Today’s Tidbit of Wisdom:

If you put it down long enough, you become the reader.

This is the part where I say how lovely it is to edit. Not everyone loves to edit, and, to be honest, my own relationship with it is probably love/hate at best. But when I love to do it, I really love to do it.

This is never more true a statement as when I am editing my short stories. I suppose, because I understand intrinsically that editing is SO VITAL with short stories. I know it’s important with anything we write. And I also know that one could argue that every word counts in whatever we write, whether it’s as tiny as a haiku or as gargantuan as a big ole tome of a novel. Yes, of course all words matter. BUT…with the short story, EVERY. WORD. MATTERS.

You only have so many words with which to build your entire universe within the confines of a short story. None of those words can afford to lead the reader astray. If you lead the reader astray in the limited universe that a short story entails, you will lose them forever. No amount of breadcrumbs will bring them back to the story in one piece. As READER, every breath you take inside a short story needs to count…needs to get you to the end fully intact and alive. Therefore, every word the writer uses factors into the measuring of the reader’s breathing pattern. That’s just a fact of language…one that writers cannot ignore.

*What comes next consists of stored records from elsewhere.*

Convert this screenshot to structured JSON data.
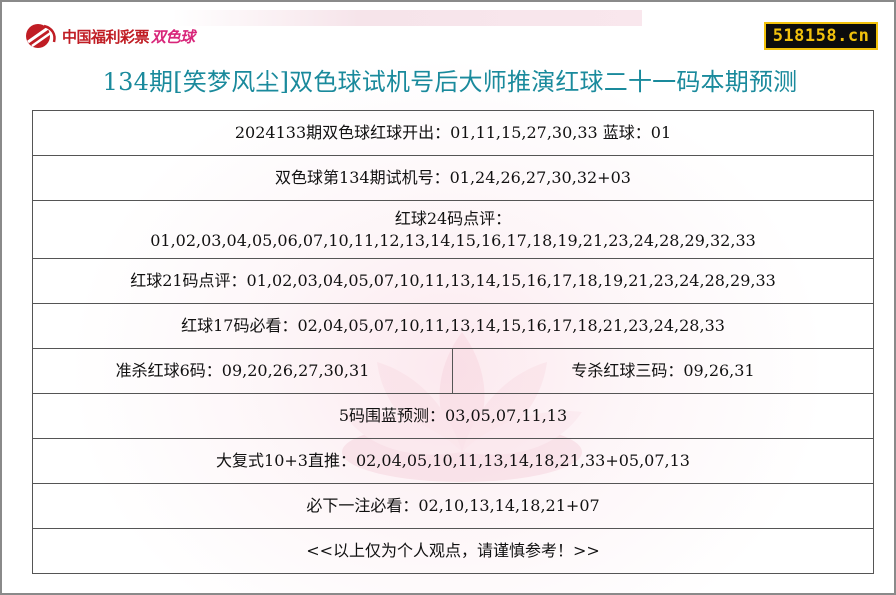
{
  "header": {
    "logo_text": "中国福利彩票",
    "logo_highlight": "双色球",
    "site_badge": "518158.cn",
    "brand_color": "#c01d24",
    "badge_bg": "#0c0c0c",
    "badge_fg": "#f2c20c"
  },
  "title": "134期[笑梦风尘]双色球试机号后大师推演红球二十一码本期预测",
  "rows": {
    "last_draw": "2024133期双色球红球开出：01,11,15,27,30,33 蓝球：01",
    "test_numbers": "双色球第134期试机号：01,24,26,27,30,32+03",
    "red24_label": "红球24码点评：",
    "red24_values": "01,02,03,04,05,06,07,10,11,12,13,14,15,16,17,18,19,21,23,24,28,29,32,33",
    "red21": "红球21码点评：01,02,03,04,05,07,10,11,13,14,15,16,17,18,19,21,23,24,28,29,33",
    "red17": "红球17码必看：02,04,05,07,10,11,13,14,15,16,17,18,21,23,24,28,33",
    "kill6": "准杀红球6码：09,20,26,27,30,31",
    "kill3": "专杀红球三码：09,26,31",
    "blue5": "5码围蓝预测：03,05,07,11,13",
    "big_combo": "大复式10+3直推：02,04,05,10,11,13,14,18,21,33+05,07,13",
    "must_pick": "必下一注必看：02,10,13,14,18,21+07",
    "disclaimer": "<<以上仅为个人观点，请谨慎参考！>>"
  },
  "title_color": "#1a8a9c",
  "icons": [
    "lottery-logo-icon",
    "lotus-watermark"
  ]
}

I recently stumbled on a line I had in a short story I was revisiting. I was attempting to get it submission-ready, but knew it still needed some work. For a good three or four minutes I tried not only to figure out what it was I originally attempted to say, but also to figure out how the line fit in with the narrative around it. Picture a basket filled with bright red tomatoes, with a great big juicy green Granny Smith apple right in the middle of it. I didn’t know how the apple got there and I couldn’t figure out a way to leave it there in the basket, surrounded by all those gloriously red tomatoes. I had the sense it somehow didn’t belong.

All this to say PUT YOUR WORK ASIDE. Become unfamiliar with it. This is the best way to ensure you are saying all the things you want to say, in the way you want to say them. If you read it immediately after you finish writing it, you might READ WHAT YOU MEANT in your lines…even though the words on the page don’t match up with what it is you were trying to say. DISTANCE MAKES FOR BETTER EDITING.

Thank you for coming to my Ted Talk. Now, if you’ll excuse me, I believe I have an apple to remove from a certain basket I’ve been eyeing suspiciously.

Happy Writing. Happy Editing. Happy Friday.